Does It Make Sense to Excise Risk Management from Software Development Methods?

This is a second annotation of an article, Send in the Tech Reinforcements authored by Arthur Herman and John Scott. We’re focusing here on the authors’ point that “the Pentagon relies on a bureaucratic review process that demands contractors anticipate and resolve problems in advance. Every software engineer, however, knows that’s not possible or even desirabled.” (quoted from Messrs Herman and Scott’s article, a link to which has been provided in this paragraph). We are also interested in a comment made further on in the article that “[l]earning by trial and error doesn’t work so well for aircraft carriers or Abrams tanks, but it is crucial for the development of effective software.” (ibid).

We think that the Pentagon process that’s got our authors’ attention, which they find hard to accomodate, is actually operational risk management for software development. In our opinion, the interest on the part of the Pentagon in implementing and exercising operational risk management in order to ” . . . anticipate and resolve problems in advance” is far more than merely a “bureaucratic review process”. (quotes are excerpted from the Messrs. Herman and Scott’s article). In fact, we think it is critically important for the welfare of our military personnel that this type of scrutiny be exercised over custom requirements for software. Regardless of whether specific software is intended for office computing use, or for use on the battlefield, any software application accessed by today’s desktop computers is potentially a trojan horse that could be maliciously exploited by enemies of our country or other individuals with nefarious intent.

To give the authors credit, perhaps their point is that the operational risk management methodology implemented by the Pentagon is ineffectual. If, in fact, the authors are attempting to make just such a point, then, perhaps we can be more agreeable to their point of view. However, by no means do we see how the Pentagon could safely adopt a policy that welcomes a “learning by trial and error” method of software development and still safeguard our military personnel.

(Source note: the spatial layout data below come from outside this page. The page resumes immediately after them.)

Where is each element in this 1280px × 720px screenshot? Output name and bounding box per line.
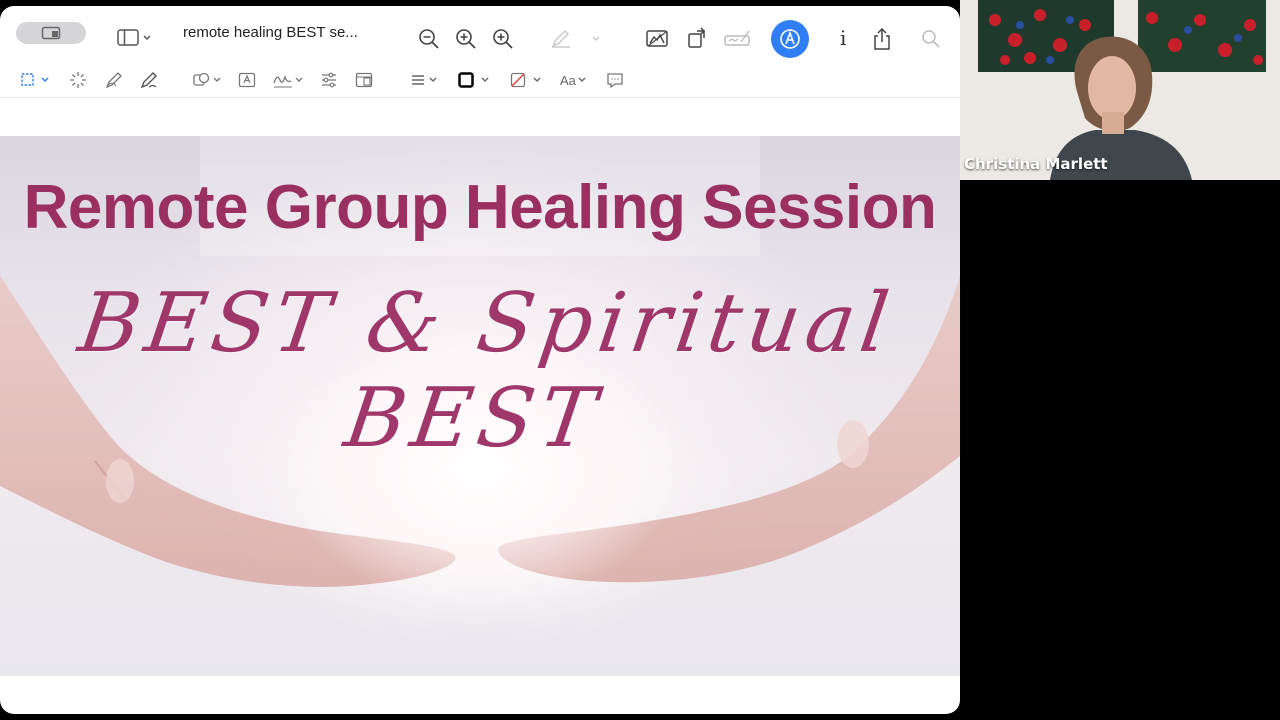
sidebar-toggle-icon[interactable] — [116, 28, 152, 48]
participant-video-tile[interactable]: Christina Marlett — [960, 0, 1280, 180]
participant-video-feed — [960, 0, 1280, 180]
slide-title: Remote Group Healing Session — [23, 173, 937, 242]
info-icon[interactable]: i — [840, 26, 846, 50]
draw-icon[interactable] — [140, 71, 158, 89]
text-box-icon[interactable] — [238, 71, 256, 89]
instant-alpha-icon[interactable] — [69, 71, 87, 89]
text-style-button[interactable]: Aa — [560, 71, 590, 89]
markup-toolbar: Aa — [0, 60, 960, 98]
border-color-icon[interactable] — [457, 71, 493, 89]
shapes-icon[interactable] — [192, 71, 224, 89]
chevron-down-icon — [578, 77, 586, 82]
crop-icon[interactable] — [645, 28, 669, 50]
adjust-color-icon[interactable] — [320, 71, 338, 89]
note-icon[interactable] — [606, 71, 624, 89]
slide-subtitle: BEST & Spiritual BEST — [73, 276, 901, 466]
zoom-in-icon[interactable] — [455, 28, 477, 50]
sketch-icon[interactable] — [105, 71, 123, 89]
preview-window: remote healing BEST se... i Aa Remote Gr… — [0, 6, 960, 714]
markup-icon — [780, 29, 800, 49]
share-icon[interactable] — [872, 27, 892, 51]
rotate-icon[interactable] — [687, 27, 709, 49]
signature-icon[interactable] — [723, 28, 751, 50]
adjust-size-icon[interactable] — [355, 71, 373, 89]
fill-color-icon[interactable] — [509, 71, 545, 89]
highlight-pen-icon[interactable] — [550, 29, 610, 49]
view-mode-button[interactable] — [16, 22, 86, 44]
search-icon[interactable] — [921, 29, 941, 49]
slide-image: Remote Group Healing Session BEST & Spir… — [0, 136, 960, 676]
document-title[interactable]: remote healing BEST se... — [183, 24, 358, 41]
title-toolbar: remote healing BEST se... i — [0, 6, 960, 60]
thumbnails-icon — [41, 26, 61, 40]
markup-toggle-button[interactable] — [771, 20, 809, 58]
zoom-fit-icon[interactable] — [492, 28, 514, 50]
rectangular-selection-icon[interactable] — [20, 72, 54, 88]
participant-name: Christina Marlett — [964, 155, 1108, 173]
sign-icon[interactable] — [272, 71, 306, 89]
zoom-out-icon[interactable] — [418, 28, 440, 50]
shape-style-icon[interactable] — [410, 71, 440, 89]
text-style-label: Aa — [560, 72, 576, 88]
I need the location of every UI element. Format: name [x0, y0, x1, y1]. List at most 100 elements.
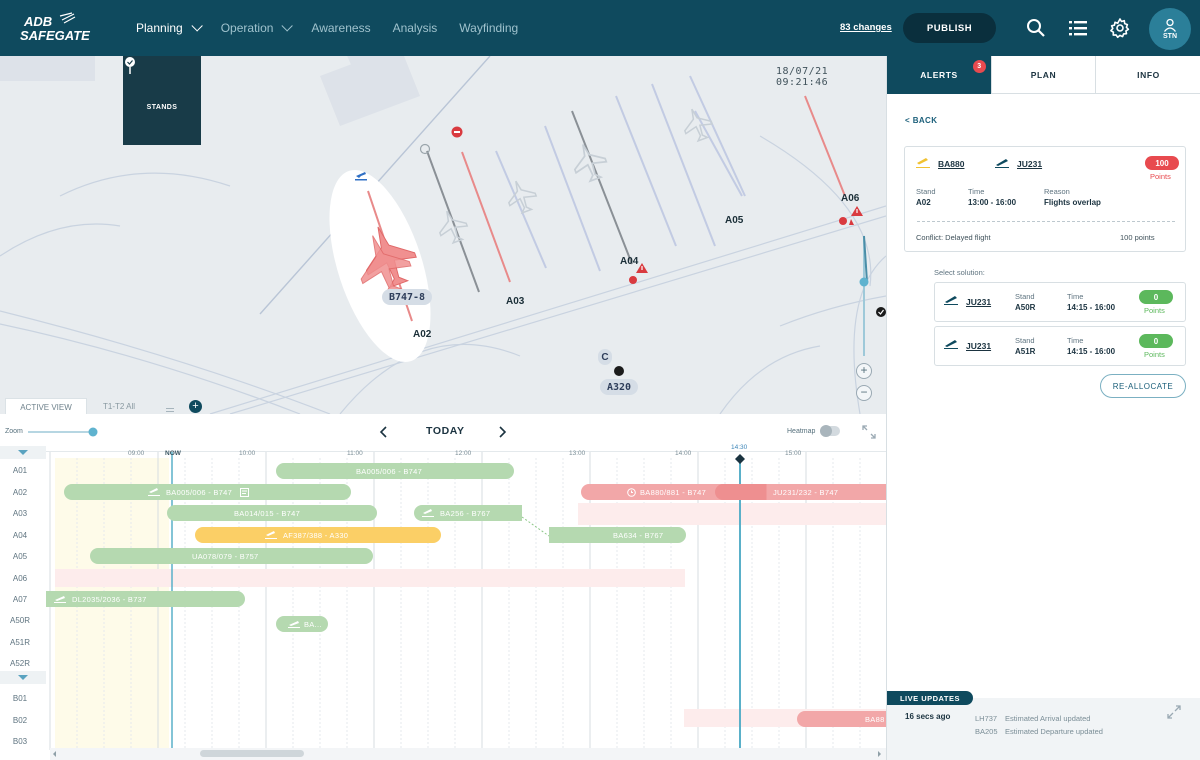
- publish-button[interactable]: PUBLISH: [903, 13, 996, 43]
- points-label: Points: [1144, 306, 1165, 315]
- row-label: A07: [12, 595, 28, 604]
- expand-icon[interactable]: [861, 424, 877, 440]
- time-key: Time: [1067, 336, 1084, 345]
- add-view-button[interactable]: +: [189, 400, 202, 413]
- stand-label[interactable]: A04: [620, 256, 638, 267]
- nav-wayfinding[interactable]: Wayfinding: [459, 21, 518, 35]
- solution-flight-link[interactable]: JU231: [966, 297, 991, 307]
- solution-time: 14:15 - 16:00: [1067, 303, 1116, 312]
- points-badge: 0: [1139, 290, 1173, 304]
- solution-option[interactable]: JU231 Stand A50R Time 14:15 - 16:00 0 Po…: [934, 282, 1186, 322]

Rather, we agree with the authors that attempts at managing the risk represented by custom software have been, evidently, somewhat clumsy on the part of the Pentagon, and, further, ineffectual as regards safeguarding our systems from malicious attack, despite substantial cost overruns. But we think all of this work and little progress points to a real need to rethink operational risk management policies and procedures for the actual task of developing software for military use in 2013. By no means, in our opinion, does it make sense to abandon the attempt altogether.